Она тихо просит меня:
– Скажи. Ты должен сказать. Я знаю, ты хочешь меня утешить, но разве ты не видишь, что ты меня только еще больше мучаешь? Уж лучше скажи правду. Я не в силах оставаться в неведении, скажи, как было дело, пусть это даже будет очень страшно. Это все же лучше, чем то, что мне кажется сейчас.
Я никогда не скажу ей этого, хоть разруби меня на мелкие кусочки. Мне ее жалко, но в то же время она кажется мне немного глупой. И чего она только добивается, – ведь будет она это знать или нет, Кеммериха все равно не воскресишь. Когда человек перевидал столько смертей, ему уже нелегко понять, как можно так горевать об одном. Поэтому я говорю с некоторым нетерпением:
– Он умер сразу же. Он даже ничего и не почувствовал. Лицо у него было совсем спокойное.
Она молчит. Затем с расстановкой спрашивает:
– Ты можешь поклясться?
– Да.
– Всем, что тебе свято? О господи, ну что мне сейчас свято? У нашего брата это понятие растяжимое.
– Да, он умер тотчас же.
– Повторяй за мной: «И если это неправда, пусть я сам не вернусь домой».
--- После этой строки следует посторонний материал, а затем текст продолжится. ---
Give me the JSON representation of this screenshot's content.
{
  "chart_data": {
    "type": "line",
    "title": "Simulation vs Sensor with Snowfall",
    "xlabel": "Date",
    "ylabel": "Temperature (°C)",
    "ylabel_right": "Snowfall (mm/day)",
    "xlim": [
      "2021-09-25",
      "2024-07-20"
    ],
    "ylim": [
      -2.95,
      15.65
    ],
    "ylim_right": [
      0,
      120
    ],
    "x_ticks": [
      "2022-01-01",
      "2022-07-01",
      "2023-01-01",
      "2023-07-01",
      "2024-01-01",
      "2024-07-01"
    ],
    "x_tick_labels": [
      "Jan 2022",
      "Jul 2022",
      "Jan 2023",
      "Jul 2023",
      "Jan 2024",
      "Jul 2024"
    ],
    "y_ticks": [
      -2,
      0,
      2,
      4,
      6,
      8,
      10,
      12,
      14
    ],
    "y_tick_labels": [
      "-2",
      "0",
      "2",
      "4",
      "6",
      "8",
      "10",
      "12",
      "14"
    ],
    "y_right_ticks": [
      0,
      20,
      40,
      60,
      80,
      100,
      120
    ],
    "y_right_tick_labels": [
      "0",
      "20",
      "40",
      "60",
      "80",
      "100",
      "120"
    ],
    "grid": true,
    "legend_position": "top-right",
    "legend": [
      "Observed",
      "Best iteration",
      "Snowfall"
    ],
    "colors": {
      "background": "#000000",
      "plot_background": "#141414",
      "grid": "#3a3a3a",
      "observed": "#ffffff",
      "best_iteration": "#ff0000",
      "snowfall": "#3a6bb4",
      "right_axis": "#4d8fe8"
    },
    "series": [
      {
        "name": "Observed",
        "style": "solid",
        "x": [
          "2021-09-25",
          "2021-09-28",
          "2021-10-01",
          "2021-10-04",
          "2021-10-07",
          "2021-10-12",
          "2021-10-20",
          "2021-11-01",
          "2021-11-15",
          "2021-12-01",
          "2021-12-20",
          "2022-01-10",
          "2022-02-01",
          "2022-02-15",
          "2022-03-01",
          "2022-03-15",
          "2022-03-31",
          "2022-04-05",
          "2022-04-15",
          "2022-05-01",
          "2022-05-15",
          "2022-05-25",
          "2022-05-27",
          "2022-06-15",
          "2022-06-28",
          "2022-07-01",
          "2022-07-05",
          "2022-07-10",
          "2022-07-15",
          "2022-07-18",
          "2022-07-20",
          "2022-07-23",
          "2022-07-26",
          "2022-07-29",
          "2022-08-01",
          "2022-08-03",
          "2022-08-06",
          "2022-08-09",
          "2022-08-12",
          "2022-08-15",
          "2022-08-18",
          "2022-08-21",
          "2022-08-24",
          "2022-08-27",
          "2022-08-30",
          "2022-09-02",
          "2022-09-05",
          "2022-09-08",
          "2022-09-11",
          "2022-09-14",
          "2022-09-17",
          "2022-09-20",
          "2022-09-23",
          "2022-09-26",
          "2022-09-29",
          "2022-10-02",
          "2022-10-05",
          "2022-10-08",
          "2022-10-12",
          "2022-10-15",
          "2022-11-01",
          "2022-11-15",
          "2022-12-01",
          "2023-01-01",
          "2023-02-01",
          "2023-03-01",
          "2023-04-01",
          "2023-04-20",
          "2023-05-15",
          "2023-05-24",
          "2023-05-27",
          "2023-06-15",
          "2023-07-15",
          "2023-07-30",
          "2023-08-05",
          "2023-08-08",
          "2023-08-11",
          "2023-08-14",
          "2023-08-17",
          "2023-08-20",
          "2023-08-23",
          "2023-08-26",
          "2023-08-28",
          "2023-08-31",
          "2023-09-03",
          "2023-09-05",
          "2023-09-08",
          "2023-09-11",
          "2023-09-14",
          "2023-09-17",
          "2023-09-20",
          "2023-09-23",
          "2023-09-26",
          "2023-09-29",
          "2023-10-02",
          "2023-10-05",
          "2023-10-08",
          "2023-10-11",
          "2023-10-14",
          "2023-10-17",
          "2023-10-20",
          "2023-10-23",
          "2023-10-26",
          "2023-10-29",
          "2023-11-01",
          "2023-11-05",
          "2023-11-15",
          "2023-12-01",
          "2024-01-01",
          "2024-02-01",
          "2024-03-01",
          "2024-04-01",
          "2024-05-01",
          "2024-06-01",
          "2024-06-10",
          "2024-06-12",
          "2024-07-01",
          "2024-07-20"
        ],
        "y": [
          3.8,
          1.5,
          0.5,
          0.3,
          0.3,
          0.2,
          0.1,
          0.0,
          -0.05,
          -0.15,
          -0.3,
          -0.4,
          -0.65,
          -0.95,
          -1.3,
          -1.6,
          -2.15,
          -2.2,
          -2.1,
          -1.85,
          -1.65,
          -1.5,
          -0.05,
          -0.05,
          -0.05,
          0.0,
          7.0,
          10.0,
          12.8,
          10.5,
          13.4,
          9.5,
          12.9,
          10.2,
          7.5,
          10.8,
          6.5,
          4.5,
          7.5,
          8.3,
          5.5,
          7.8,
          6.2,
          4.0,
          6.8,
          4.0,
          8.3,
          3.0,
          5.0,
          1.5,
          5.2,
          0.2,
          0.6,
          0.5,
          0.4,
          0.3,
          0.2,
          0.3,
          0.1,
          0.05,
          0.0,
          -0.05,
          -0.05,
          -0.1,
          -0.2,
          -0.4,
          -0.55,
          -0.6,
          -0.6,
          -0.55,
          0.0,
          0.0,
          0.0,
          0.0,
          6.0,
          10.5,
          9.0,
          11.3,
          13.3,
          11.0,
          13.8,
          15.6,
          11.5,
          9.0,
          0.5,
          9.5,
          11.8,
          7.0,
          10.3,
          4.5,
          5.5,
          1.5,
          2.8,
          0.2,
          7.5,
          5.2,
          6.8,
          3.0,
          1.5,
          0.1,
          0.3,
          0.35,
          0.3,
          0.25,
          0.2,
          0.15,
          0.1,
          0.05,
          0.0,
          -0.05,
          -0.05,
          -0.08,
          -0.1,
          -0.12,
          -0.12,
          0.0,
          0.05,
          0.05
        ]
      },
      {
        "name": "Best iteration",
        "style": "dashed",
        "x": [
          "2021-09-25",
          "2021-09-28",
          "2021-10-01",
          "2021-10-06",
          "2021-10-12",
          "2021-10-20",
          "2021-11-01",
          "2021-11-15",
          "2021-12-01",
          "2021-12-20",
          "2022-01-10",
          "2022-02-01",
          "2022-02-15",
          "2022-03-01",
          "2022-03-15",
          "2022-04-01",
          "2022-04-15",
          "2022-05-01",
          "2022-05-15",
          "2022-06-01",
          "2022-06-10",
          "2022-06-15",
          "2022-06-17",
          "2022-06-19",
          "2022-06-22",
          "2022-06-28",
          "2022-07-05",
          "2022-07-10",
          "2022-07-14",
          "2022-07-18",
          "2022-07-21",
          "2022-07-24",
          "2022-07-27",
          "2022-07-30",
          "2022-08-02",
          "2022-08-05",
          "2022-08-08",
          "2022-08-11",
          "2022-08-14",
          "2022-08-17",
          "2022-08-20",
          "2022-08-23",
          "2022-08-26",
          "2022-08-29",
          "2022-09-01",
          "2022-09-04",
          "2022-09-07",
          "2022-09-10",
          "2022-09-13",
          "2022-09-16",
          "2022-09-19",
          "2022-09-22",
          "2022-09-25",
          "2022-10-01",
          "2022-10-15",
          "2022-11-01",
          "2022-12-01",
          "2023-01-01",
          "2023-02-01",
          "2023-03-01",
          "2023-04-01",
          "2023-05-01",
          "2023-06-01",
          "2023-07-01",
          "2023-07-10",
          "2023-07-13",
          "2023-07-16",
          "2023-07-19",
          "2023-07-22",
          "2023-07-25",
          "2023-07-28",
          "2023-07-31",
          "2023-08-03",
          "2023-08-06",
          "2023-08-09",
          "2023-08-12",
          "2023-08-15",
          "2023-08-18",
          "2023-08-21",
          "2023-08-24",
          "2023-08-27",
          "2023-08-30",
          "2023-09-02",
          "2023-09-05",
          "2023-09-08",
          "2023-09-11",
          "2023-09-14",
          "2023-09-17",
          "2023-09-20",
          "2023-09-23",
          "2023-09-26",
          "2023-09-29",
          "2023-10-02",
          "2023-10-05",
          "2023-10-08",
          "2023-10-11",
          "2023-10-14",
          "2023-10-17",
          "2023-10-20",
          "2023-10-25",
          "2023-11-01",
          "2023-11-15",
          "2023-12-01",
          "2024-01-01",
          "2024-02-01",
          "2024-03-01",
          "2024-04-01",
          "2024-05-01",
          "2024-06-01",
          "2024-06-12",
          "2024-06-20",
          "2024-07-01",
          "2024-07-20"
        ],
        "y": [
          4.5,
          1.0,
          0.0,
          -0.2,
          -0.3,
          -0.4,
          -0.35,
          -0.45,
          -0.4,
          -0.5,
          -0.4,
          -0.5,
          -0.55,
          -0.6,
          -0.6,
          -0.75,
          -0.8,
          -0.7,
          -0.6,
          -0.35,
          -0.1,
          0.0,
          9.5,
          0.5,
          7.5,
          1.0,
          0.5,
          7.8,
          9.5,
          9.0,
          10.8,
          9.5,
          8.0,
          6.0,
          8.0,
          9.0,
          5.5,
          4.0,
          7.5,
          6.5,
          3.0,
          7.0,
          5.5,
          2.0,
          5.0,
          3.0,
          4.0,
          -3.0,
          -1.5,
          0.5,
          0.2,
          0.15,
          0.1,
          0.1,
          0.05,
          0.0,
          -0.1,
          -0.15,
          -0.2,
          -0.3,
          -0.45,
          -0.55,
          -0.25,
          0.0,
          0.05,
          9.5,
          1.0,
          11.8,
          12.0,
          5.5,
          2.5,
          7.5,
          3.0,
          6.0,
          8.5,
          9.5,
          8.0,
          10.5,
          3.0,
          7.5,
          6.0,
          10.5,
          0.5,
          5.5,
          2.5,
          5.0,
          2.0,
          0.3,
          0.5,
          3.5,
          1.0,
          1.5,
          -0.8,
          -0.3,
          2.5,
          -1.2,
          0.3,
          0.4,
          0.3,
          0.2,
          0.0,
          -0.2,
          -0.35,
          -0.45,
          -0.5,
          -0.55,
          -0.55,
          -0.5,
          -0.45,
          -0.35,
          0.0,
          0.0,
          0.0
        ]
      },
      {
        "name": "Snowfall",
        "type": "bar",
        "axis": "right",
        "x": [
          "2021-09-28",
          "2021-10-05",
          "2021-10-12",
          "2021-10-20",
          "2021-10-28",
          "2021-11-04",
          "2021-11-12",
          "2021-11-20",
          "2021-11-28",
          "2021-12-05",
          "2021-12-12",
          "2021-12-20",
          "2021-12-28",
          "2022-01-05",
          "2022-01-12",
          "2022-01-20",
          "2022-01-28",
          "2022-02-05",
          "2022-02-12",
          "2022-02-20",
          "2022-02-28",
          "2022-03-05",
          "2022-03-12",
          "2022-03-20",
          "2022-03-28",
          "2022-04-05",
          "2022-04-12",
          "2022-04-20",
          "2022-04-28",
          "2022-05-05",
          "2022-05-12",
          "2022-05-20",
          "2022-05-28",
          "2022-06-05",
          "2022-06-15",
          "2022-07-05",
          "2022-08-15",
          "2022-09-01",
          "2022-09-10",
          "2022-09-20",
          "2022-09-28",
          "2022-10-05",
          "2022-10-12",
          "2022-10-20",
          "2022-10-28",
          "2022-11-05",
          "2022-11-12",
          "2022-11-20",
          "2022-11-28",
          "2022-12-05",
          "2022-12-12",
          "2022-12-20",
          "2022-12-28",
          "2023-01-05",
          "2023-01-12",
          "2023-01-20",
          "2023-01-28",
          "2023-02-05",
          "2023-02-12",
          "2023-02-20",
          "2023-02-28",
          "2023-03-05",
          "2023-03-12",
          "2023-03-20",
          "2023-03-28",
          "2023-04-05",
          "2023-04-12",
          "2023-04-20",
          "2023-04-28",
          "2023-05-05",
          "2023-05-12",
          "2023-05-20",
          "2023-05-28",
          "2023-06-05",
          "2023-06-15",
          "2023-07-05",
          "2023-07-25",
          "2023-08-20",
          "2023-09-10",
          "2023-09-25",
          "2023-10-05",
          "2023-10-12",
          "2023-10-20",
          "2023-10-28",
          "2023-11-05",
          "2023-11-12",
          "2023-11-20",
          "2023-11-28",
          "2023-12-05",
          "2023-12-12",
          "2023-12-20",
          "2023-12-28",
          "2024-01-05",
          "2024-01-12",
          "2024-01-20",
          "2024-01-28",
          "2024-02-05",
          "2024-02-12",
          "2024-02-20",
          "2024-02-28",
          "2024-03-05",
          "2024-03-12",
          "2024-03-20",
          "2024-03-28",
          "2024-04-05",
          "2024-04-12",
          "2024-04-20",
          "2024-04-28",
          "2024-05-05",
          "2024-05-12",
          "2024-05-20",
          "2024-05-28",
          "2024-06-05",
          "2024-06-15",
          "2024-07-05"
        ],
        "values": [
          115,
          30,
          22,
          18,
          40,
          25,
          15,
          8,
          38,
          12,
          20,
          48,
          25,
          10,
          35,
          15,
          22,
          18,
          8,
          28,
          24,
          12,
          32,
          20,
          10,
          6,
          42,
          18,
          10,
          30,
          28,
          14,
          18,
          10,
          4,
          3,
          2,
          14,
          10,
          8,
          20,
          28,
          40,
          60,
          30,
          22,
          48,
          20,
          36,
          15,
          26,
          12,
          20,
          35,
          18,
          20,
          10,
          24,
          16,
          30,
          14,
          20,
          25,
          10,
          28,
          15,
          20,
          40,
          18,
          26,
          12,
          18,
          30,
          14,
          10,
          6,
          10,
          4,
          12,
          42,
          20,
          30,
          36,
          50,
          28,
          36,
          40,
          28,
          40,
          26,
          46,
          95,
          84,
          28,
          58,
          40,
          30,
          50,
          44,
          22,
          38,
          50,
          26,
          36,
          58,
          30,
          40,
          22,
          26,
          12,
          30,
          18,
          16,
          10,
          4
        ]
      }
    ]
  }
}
– Пусть я сам не вернусь домой, если он умер не сразу же.
Я бы ей еще и не таких клятв надавал. Но, кажется, она мне поверила. Она долго стонет и плачет. Потом она просит меня рассказать, как было дело, и я сочиняю историю, в которую теперь и сам почти что верю.
Когда я собираюсь уходить, она целует меня и дарит мне его карточку. Он снят в своем мундире новобранца и стоит, прислонившись спиной к круглому столу с ножками из березовых поленьев, с которых не снята кора. На заднем плане – декоративный лес. На столе стоит кружка пива.
Последний вечер перед отъездом. Все приумолкли. Я ложусь спать рано; я перебираю подушки, прижимаюсь к ним, зарываюсь в них с головой. Как знать, доведется ли мне еще когда-нибудь спать на такой вот перине!
Поздно вечером мать еще раз приходит ко мне в комнату. Она думает, что я сплю, и я притворяюсь спящим. Разговаривать, сидеть рядом без сна было бы слишком тяжело.
Она сидит почти до самого утра, хотя ее мучают боли и временами она корчится. Наконец я не выдерживаю и делаю вид, что просыпаюсь.
– Иди спать, мама, ты здесь простудишься.
Она говорит:
– Выспаться я и потом успею.
Я приподнимаюсь на подушках:
– Мне ведь сейчас еще не на фронт, мама. Я же сначала пробуду четыре недели в лагере. В одно из воскресений я, может быть, еще наведаюсь к вам.
Она молчит. Затем она негромко спрашивает:
– Ты очень боишься?
– Нет, мама.
– Вот что я еще хотела сказать тебе: остерегайся женщин во Франции. Женщины там дурные.
Ах мама, мама! Я для тебя ребенок – почему же я не могу положить тебе голову на колени и поплакать? Почему я всегда должен быть сильнее и сдержаннее, – ведь и мне порой хочется поплакать и услышать слово утешения, ведь я и в самом деле еще почти совсем ребенок, в шкафу еще висят мои короткие штанишки. Это было еще так недавно, почему же все это ушло?
Я говорю, стараясь быть как можно спокойнее:
– Там, где стоит наша часть, женщин нет, мама.
– И будь поосторожнее там на фронте, Пауль.
Ах, мама, мама! Почему я не могу обнять тебя и умереть вместе с тобой. Какие мы все-таки несчастные людишки!
– Да, мама, я буду осторожен!
Ах, мама, мама! Давай встанем и уйдем, давай пойдем с тобой сквозь годы, в прошлое, пока с нас не свалятся все эти беды, – в прошлое, к самим себе!
– Может быть, тебе удастся перевестись куданибудь, где не так опасно?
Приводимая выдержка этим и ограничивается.